Sommaruga Carlo · Ständerat · 2025-06-17
Sommaruga Carlo · Ständerat · Genf · Sozialdemokratische Fraktion · 2025-06-17
Wortprotokoll
Réunie le 22 mai 2025, la Commission de l'économie et des redevances de notre conseil a procédé à l'examen préalable de la motion Z'graggen, qui avait été déposée le 13 juin 2024 et qui lui a été renvoyée par décision de notre conseil du 11 septembre 2024. Cette motion charge le Conseil fédéral d'adapter la loi sur l'impôt fédéral direct (LIFD) de manière à ce que les investissements des particuliers et des entreprises visant à accroître la biodiversité puissent être déduits des impôts fédéraux directs. À l'appui de sa motion, notre collègue évoque le fait qu'en Suisse, de nombreuses personnes et des entreprises s'engagent de leur propre chef en faveur de la protection de la biodiversité autour d'elles, notamment dans leurs jardins et même sur leurs balcons.

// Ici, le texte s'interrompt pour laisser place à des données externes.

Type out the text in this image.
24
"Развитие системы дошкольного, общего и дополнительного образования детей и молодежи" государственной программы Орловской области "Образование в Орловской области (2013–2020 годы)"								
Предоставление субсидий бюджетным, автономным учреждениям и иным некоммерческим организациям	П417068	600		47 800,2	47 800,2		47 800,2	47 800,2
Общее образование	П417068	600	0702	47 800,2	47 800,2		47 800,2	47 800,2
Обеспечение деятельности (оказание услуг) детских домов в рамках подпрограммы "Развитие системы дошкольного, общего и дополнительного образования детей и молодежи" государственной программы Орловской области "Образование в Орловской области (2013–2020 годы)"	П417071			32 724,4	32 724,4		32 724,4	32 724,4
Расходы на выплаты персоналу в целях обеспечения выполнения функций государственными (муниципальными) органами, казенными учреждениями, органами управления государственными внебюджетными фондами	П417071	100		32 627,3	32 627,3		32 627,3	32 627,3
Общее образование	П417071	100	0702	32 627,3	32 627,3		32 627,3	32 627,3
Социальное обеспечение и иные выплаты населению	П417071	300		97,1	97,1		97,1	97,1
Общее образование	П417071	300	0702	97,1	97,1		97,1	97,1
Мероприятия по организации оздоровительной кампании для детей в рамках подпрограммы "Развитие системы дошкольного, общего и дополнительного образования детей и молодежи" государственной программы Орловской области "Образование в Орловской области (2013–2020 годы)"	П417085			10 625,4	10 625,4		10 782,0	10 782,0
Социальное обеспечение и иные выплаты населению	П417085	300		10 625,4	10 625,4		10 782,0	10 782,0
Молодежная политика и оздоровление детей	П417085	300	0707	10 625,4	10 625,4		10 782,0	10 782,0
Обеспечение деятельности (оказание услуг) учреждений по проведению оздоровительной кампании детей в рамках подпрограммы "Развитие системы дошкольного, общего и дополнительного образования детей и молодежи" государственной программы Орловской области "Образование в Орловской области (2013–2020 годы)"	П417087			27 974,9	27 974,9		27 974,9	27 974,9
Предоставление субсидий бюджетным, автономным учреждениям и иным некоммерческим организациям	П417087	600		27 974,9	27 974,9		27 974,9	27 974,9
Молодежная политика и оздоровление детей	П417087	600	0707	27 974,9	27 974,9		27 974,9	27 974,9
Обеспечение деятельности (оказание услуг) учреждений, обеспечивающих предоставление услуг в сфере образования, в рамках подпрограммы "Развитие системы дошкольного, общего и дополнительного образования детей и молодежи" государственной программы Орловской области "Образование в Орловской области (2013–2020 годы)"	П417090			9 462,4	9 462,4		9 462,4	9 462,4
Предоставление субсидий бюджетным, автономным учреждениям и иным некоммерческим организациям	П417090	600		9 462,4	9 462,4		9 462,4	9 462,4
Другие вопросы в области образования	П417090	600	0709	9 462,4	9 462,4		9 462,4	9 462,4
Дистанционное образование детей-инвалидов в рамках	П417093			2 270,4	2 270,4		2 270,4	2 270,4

Elle estime que les diverses mesures adoptées par les personnes physiques ou les entreprises doivent pouvoir être déduites fiscalement. Le Conseil fédéral devrait alors définir les conditions et les plafonds de ces déductions.
Lors du traitement de la motion, la commission a fait siens les arguments du Conseil fédéral à l'appui du rejet de la motion. En effet, il apparaît que la Confédération s'engage déjà en faveur du maintien de la biodiversité. Ainsi, elle a adopté en 2012 la stratégie Biodiversité Suisse, puis, en 2017, le plan d'action visant à protéger la biodiversité. La Confédération investit 600 millions de francs chaque année dans la préservation de la biodiversité, notamment dans le cas de mesures de promotion de la biodiversité dans le secteur agricole et forestier. La commission estime, en accord avec le Conseil fédéral, que la poursuite d'objectifs extrafiscaux par le biais de nouvelles déductions fiscales n'est pas transparente. L'introduction de cette déduction n'est pas intéressante du point de vue de l'efficience, car elle provoquerait en fait un effet d'aubaine qui ne changerait rien à l'effort des particuliers et des entreprises en faveur de la biodiversité.
Par ailleurs, la commission estime également que les encouragements financiers directs sont soumis aux règles budgétaires, alors que les déductions fiscales échappent à toute décision politique lors du traitement du budget. Enfin, en raison de la progressivité du barème fiscal, une déduction supplémentaire profiterait avant tout aux personnes disposant d'un revenu élevé, dès lors qu'elles bénéficieraient d'une économie d'impôts plus importante que les personnes à revenu moyen ou modeste, et ceci avec le même type d'investissement en faveur de la biodiversité. La mise en oeuvre de la motion générerait également une bureaucratie supplémentaire liée à la vérification des déductions. Elle produirait des pertes fiscales non quantifiables pour la Confédération et les [PAGE 619] cantons. La commission relève encore qu'il est aujourd'hui possible de déduire des dons en faveur d'organisations d'utilité publique oeuvrant en faveur du maintien ou de la promotion de la biodiversité. Il en va de même en ce qui concerne des investissements en tant que charge justifiée par l'usage commercial qui relève également du domaine de la promotion de la biodiversité.
Par 9 voix contre 1 et 2 abstentions, la commission vous invite à rejeter la motion. Il n'y a pas de minorité.